S1. A pod with 4 GB memory limit OOM-kills daily around 03:00 UTC. CPU usage at the time is moderate. The Go service is on Go 1.22 with default runtime settings. What's your first hypothesis?

A: Default settings include no GOMEMLIMIT. The runtime GCs based on GOGC=100 only — heap doubles before each collection. If a daily backup job or report generation runs at 03:00 and allocates aggressively, the heap can grow beyond the container cap before the next GC. Fix: set GOMEMLIMIT to ~3.6 GB (90% of 4 GB). Validate by tracking heap size during the next 03:00 run.

S2. A multi-tenant SaaS reports that tenant acme "must be hammering us" but the team has no way to confirm it from profiles.

A: Profiles are unlabeled. Add pprof.Do middleware that tags tenant=<id>. Within 24 hours of deploy, capture a CPU profile and slice by tenant. You will see whose work consumes which fraction of CPU.

S3. A goroutine count metric climbed from 200 to 50,000 over 6 hours. Restart resets it. What do you investigate?

A: A leak. Capture pprof.Lookup("goroutine").WriteTo(w, 1) — gives goroutine count by creation stack. The creation site with thousands of goroutines is the leak source. Common patterns: missing channel close (for v := range ch), missing context.CancelFunc call (go vet's lostcancel check), goroutine waiting on a network read with no deadline.

S4. A latency-sensitive endpoint shows occasional 50 ms p99 spikes uncorrelated with request size or backend latency.

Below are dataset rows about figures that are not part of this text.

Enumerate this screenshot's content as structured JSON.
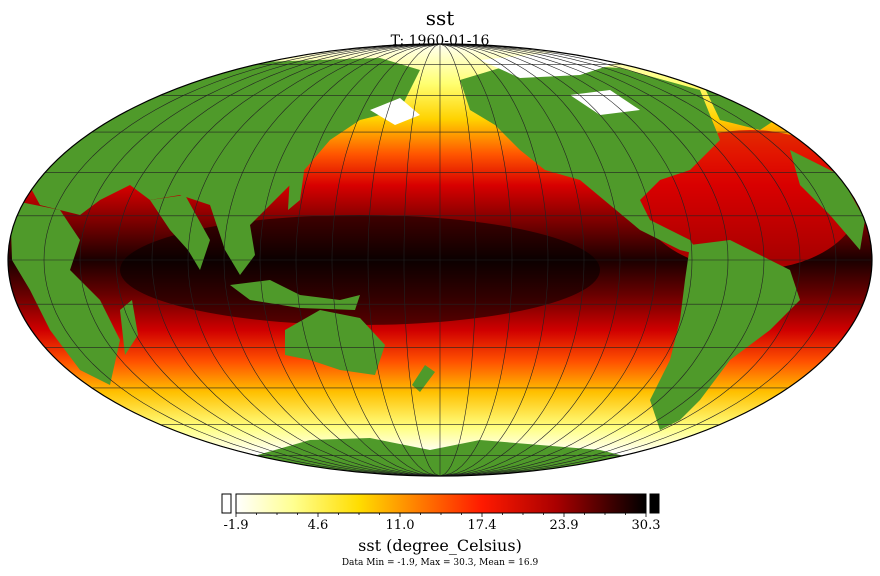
{
  "title": "sst",
  "subtitle": "T: 1960-01-16",
  "map": {
    "projection": "Mollweide",
    "center_longitude": 180,
    "land_color": "#4f9a2a",
    "graticule_color": "#222222",
    "colormap": [
      "#ffffff",
      "#ffff70",
      "#ffd200",
      "#ff6000",
      "#e00000",
      "#8a0000",
      "#000000"
    ]
  },
  "colorbar": {
    "ticks": [
      "-1.9",
      "4.6",
      "11.0",
      "17.4",
      "23.9",
      "30.3"
    ],
    "label": "sst (degree_Celsius)",
    "stats": "Data Min = -1.9, Max = 30.3, Mean = 16.9",
    "under_color": "#ffffff",
    "over_color": "#000000"
  }
}
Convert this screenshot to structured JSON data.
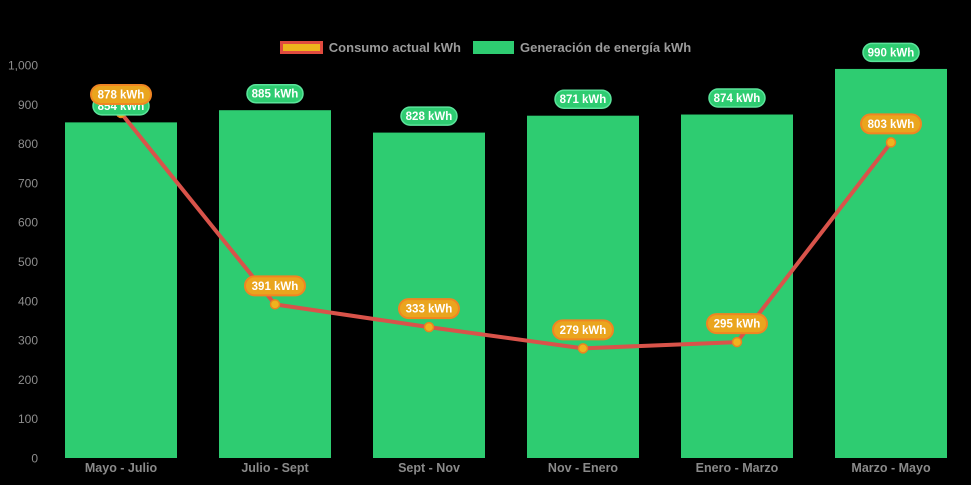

A: Likely GC stop-the-world. Confirm via /gc/pauses:seconds p99. If pauses are 50 ms, you have a large pointer-heavy heap. Mitigations: reduce pointer density (use slices of values, not slices of pointers), raise GOGC to reduce frequency, set GOMEMLIMIT and reduce live heap, profile heap for allocation hotspots and pool the worst offenders.

S5. A service runs runtime.GC() at the start of every cron job. The cron runs every 5 minutes. The team says "it keeps memory clean."

A: The cron job's GC accomplishes nothing the pacer wouldn't have done. It adds a few ms pause per run, costing CPU and possibly disrupting concurrent requests. Remove. If memory truly grows after the cron, the issue is a leak, not lack of GC.

S6. A team adds runtime.LockOSThread() to all worker goroutines "for cache locality."

A: Cache locality from thread pinning is negligible for typical Go code; the cost is much higher: locked goroutines cannot migrate, the runtime may need extra Ms, and exit-while-locked destroys threads. Remove unless there is a thread-affine API (TLS, signals, OpenGL) that actually requires it.

S7. You inherit a codebase with init() { runtime.GOMAXPROCS(8) } in a library package. The application runs in a container with 2 CPUs.

A: The library is hijacking a process-global setting. On the 2-CPU pod, this oversubscribes. Submit a fix to the library to remove the init. In the meantime, the app can re-set GOMAXPROCS(2) in its own init (load order matters — application init runs after imported packages').

S8. You set debug.SetMemoryLimit but Prometheus shows the heap exceeds it for several seconds during bursts.

A: Expected. The limit is soft; the runtime cannot stop user code mid-allocation. It can only adjust GC frequency. If your bursts routinely overshoot, lower the target further or reduce burst allocation rate (per-request memory budgets, streaming instead of buffering).


Open-ended

O1. Walk me through your dashboard for a production Go service.

The interviewer is looking for: goroutine count, heap size, GC CPU ratio, GC pause p99, scheduler latency p99, thread count, plus per-tenant or per-endpoint slicing if labeled. Bonus: PSI metrics, build SHA tag, comparison against deploy markers.

O2. Design a profile-collection sidecar for a fleet of Go services.

Expected components: in-process agent, periodic capture, label propagation, network upload with retries, server-side storage (Pyroscope/Parca-style), query layer (label-aware). Discuss CPU/memory overhead, network bandwidth, sample retention, privacy of labels.

O3. If you were designing Go from scratch today, what would you change in the runtime API?

Personal opinion question. Look for: thoughtful, not arbitrary. Examples — typed memory units, official goroutine cancellation API, structured profile-query language, scheduler hooks for application-aware scheduling. Strong candidates ground their answers in concrete pain they have hit.